Sa mère peut alors devenir un personnage et l’autrice se lance dans l’écriture de « Rien ne s’oppose à la nuit ». Un livre fort qui décrit une famille, sa famille. Des vies qu’elle reconstitue au fil des témoignages qu’elle recueille. Des trajectoires de vie affectées par les non-dits, des trajectoires de vie impactées par la santé mentale, qui a une place prépondérante dans la fratrie. C’est aussi un livre qui décrit son processus d’écriture, ce qu’il entraine et ce qu’il met en branle chez la romancière. Dans plusieurs passages Delphine de Vigan parle à la première personne pour prendre du recul par rapport à son projet, par rapport au passé de sa mère. Un recul qui apparait de plus en plus nécessaire au fur et à mesure qu’elle avance dans l’écriture de « Rien ne s’oppose à la nuit ». Un livre saisissant.

extraits : « L’écriture ne peut rien. Tout au plus permet-elle de poser les questions et d’interroger la mémoire. »

« Mais plus j’avance, plus j’ai l’intime conviction que je devais le faire, non pas pour réhabiliter, honorer, prouver, rétablir, révéler ou réparer quoi que ce fût, seulement pour m’approcher. À la fois pour moi-même et pour mes enfants – sur lesquels pèse, malgré moi, l’écho des peurs et des regrets – je voulais revenir à l’origine des choses.
Et que de cette quête, aussi vaine fût-elle, il reste une trace. »

Rien ne s’oppose à la nuit, ed. Le livre de poche, 7,90 euros, 408 pages.

Le ventre des hommes / Samira El Ayachi

Un roman écrit dans une langue pleine d’images et qui alterne entre tendresse et âpreté,

Novembre 2016, la police débarque dans la classe d’Hannah pour l’emmener au poste. C’est à partir de là que l’on se rend dans le passé de la professeur des écoles pour comprendre ce qui l’a mené à cet évènement, en partant de son enfance en 1987.

Dans ce retour dans le passé, on découvre une famille du Nord dans laquelle le père est venu du sud du Maroc pour travailler dans les mines. Hannah sa fille raconte les corons du Nord, la condition d’enfant d’immigré, la vie précaire de sa famille qui s’installe. Mais aussi une relation très forte entre son père et elle. Son père Mohammed, qui prend la parole dans le roman avec une langue poignante et qui relate son arrivée en France et les luttes qu’il a menées. J’ai lu plusieurs avis plutôt mitigés sur le décalage entre les combats passés du père dans les mines et les combats plus actuels de sa fille qui tente de composer avec les luttes passées et celles importantes pour elle. J’ai au contraire trouvé que ces parallèles étaient traités avec beaucoup de justesse, notamment l’évènement en 2016 qui lui vaut sa garde à vue. Un évènement symptomatique de notre époque et très rarement questionné dans la fiction. La lecture a aussi une place importante dans le roman. Hannah se construit par les livres, par les rencontres avec les bibliothécaires ou encore par la relation amour/haine qu’elle développe pendant son enfance avec Germinal l’œuvre de Zola. Une occasion pour l’autrice de rappeler les pouvoirs de la fiction, mais aussi ses ambivalences.

Ce roman est plein d’émotion. On retrouve la langue riche de Samira El Ayachi comme dans « Les femmes sont occupées ». Le tout sonne et rien n’est laissé au hasard pour servir les parfums de révolte des personnages. Il y a un réel travail sur la langue, que ce soit celle du père ou celle d’Hannah. « Le ventre des hommes » est un très beau roman et on tourne la dernière page avec un pincement.

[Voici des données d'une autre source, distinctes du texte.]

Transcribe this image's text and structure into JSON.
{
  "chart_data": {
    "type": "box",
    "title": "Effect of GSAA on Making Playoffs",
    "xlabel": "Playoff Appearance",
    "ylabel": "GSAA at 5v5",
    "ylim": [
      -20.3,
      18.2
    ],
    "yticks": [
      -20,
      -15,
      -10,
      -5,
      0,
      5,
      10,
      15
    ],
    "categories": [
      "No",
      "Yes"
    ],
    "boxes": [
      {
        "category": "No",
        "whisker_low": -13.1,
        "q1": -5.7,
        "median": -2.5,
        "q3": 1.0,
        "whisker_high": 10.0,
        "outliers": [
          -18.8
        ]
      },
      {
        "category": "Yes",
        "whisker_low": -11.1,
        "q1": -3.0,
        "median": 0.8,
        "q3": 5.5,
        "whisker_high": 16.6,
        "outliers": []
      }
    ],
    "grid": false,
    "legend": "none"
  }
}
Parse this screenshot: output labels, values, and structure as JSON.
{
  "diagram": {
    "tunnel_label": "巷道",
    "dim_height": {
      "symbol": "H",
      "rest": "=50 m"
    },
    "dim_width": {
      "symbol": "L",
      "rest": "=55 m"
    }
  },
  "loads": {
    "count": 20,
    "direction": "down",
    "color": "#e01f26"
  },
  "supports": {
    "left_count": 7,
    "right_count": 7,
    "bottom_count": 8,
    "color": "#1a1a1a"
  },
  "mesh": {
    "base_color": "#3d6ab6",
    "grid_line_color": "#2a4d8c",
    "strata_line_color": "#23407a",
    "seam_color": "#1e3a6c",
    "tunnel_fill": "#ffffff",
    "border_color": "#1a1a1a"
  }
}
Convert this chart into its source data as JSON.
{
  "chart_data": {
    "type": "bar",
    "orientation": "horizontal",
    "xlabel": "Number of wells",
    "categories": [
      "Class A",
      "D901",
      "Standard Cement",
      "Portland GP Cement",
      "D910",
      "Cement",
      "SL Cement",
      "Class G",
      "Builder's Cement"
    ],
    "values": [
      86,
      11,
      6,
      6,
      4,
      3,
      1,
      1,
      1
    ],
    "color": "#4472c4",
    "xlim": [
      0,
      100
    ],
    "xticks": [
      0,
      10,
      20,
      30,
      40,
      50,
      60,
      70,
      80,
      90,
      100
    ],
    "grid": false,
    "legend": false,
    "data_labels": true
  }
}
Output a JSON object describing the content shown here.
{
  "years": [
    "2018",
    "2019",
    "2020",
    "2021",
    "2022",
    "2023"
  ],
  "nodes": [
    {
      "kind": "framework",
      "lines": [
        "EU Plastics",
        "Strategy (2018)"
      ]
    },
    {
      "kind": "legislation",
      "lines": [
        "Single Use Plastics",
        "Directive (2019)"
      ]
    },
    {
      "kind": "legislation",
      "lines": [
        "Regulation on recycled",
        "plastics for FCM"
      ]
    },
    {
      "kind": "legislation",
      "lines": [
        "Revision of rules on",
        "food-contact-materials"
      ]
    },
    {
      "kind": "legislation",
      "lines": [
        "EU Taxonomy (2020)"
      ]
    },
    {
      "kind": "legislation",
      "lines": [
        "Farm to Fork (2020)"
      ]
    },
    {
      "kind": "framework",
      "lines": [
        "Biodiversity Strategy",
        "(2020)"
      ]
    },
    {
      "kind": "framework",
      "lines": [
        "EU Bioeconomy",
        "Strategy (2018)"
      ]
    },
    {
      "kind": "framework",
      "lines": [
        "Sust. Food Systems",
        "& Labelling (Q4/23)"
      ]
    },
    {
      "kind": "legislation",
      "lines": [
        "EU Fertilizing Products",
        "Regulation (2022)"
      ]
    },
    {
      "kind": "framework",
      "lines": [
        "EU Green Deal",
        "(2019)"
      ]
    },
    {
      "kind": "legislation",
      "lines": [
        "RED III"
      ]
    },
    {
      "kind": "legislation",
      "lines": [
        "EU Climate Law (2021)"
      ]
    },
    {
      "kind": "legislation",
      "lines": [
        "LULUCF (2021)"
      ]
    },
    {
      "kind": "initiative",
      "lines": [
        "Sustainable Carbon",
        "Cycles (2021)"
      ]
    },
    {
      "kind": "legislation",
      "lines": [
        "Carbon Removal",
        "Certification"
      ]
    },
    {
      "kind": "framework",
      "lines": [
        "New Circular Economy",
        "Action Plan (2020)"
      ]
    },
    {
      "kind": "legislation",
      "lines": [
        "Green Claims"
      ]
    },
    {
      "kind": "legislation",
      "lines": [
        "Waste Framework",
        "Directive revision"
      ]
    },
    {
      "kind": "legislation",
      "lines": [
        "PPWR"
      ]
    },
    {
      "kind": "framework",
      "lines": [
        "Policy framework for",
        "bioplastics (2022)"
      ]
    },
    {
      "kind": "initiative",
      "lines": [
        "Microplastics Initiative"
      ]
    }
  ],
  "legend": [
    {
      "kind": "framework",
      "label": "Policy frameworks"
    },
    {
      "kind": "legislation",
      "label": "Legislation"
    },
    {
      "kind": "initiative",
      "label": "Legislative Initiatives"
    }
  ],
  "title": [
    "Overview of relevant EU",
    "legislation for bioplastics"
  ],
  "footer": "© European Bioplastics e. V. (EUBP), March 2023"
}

Extrait : « Avec toutes ces dingueries du monde adulte que je ne comprends plus, le seul lieu qui me tient à l’aise avec le mensonge, c’est la lecture. Ici on ment ; c’est le but même de l’expérience, qu’on nous mente tellement. On nous raconte des histoires, on sait que ça ment comme un arracheur de dents, elle me ment la lecture, on le sait à l’avance, on se roule dans le mensonge comme de la farine et des œufs et c’est bon. Elle ment en jurant et en me regardant droit dans les yeux. »

Le ventre des hommes, ed. de l’Aube, 360 pages, 22 euros.